Maghlout voit enfin Tina de près et, par conséquence, le bout de sa mission. Il n’est ni déçu ni ravi par la jeune fille mais il est soulagé : Tina n’est en rien une sœur à Davis. Il se rend compte que ce souci bizarre avait perturbé sa quête, celui de rendre un mauvais service à son ami en lui amenant ce qui aurait été lui-même, son féminin sans aucune jambe abimée. Tina est hésitante, elle ne s’attendait pas à cela.
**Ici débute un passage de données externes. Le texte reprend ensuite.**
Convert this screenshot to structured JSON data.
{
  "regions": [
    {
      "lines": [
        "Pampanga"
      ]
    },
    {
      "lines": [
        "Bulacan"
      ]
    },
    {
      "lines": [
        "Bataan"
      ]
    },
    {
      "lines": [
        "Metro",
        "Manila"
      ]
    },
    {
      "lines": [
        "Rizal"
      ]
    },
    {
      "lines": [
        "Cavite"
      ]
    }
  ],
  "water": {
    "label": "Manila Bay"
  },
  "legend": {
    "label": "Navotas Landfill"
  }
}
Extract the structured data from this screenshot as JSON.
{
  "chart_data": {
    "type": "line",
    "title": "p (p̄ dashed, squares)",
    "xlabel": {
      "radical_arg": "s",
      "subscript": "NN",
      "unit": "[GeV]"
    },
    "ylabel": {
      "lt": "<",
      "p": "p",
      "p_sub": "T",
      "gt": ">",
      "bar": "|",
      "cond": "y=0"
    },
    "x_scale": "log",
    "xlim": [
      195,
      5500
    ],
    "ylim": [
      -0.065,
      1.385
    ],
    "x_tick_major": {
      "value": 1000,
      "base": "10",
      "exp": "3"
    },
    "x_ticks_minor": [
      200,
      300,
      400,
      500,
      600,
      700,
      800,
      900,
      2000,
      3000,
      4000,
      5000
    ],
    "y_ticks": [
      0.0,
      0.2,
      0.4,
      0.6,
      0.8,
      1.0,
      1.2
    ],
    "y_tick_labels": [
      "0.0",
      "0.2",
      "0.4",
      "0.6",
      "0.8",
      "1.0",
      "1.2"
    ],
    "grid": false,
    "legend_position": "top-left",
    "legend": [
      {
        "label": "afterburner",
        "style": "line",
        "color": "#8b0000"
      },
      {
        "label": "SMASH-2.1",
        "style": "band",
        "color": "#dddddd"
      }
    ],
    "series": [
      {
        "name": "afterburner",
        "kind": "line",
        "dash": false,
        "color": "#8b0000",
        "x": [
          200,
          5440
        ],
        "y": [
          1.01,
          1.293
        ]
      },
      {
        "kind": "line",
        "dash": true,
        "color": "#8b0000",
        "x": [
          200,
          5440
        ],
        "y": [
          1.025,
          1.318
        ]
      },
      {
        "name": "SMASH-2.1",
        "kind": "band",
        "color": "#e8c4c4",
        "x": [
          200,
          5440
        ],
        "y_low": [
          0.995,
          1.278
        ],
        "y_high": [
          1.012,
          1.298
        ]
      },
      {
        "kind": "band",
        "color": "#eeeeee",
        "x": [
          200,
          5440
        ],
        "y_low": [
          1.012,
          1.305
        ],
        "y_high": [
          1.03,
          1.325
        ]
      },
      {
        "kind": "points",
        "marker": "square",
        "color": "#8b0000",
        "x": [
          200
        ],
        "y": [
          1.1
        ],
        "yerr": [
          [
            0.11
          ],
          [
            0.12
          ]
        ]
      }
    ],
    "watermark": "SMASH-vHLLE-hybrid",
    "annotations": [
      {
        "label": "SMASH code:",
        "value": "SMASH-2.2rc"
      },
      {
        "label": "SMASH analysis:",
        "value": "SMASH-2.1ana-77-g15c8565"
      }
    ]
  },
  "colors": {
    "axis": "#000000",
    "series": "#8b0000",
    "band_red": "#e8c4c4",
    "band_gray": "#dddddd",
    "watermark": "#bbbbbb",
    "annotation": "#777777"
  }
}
Mais arrête de t’attendre ! se crie-t-elle à l’intérieur. – Euh. – Julien, fais l’hospitalité quand même ! Une serviette, une couverture ! – Bien sûr, Maghlout ! Mademoiselle, je, euh. Et il disparaît dans la cabane. – Un lit, de l’eau, des draps !, lui lance encore Maghlout. Puis, s’adressant à Tina : – Ainsi tu es sortie toi-même du fossé, bravo. Et tu arrives au Château, c’est plus surprenant. Mais tu es en sécurité ici. – Vous me surveilliez ? – Oui, depuis ce matin. – Et pourquoi me tutoyez-vous ? Vous me connaissez ? – Oh oui ! Je travaille pour Davis… Davis Mane. Il… pensait à toi. – Ah, tiens… – Mais toi, Tina, que viens-tu faire au Château ? – Je commence mon tour du monde !, crâne-t-elle. – Dans ce fossé ? – Pourquoi pas ? Puis-je vous prendre en photo ? Mon Journal commencera par vous. – Mais je t’en prie, ce sera une première pour moi ! – Alors, je commence, vous voyez ?, dit-elle en s’amusant. Comment vous appelez-vous ? – Maghlout. J’ai choisi mon nom en arrivant en France : Maghlout M’sammi-Bi. – Choisi ? – C’est une blague bien sûr. Même Davis ne le sait pas. Il faudra que je lui raconte un jour d’ailleurs.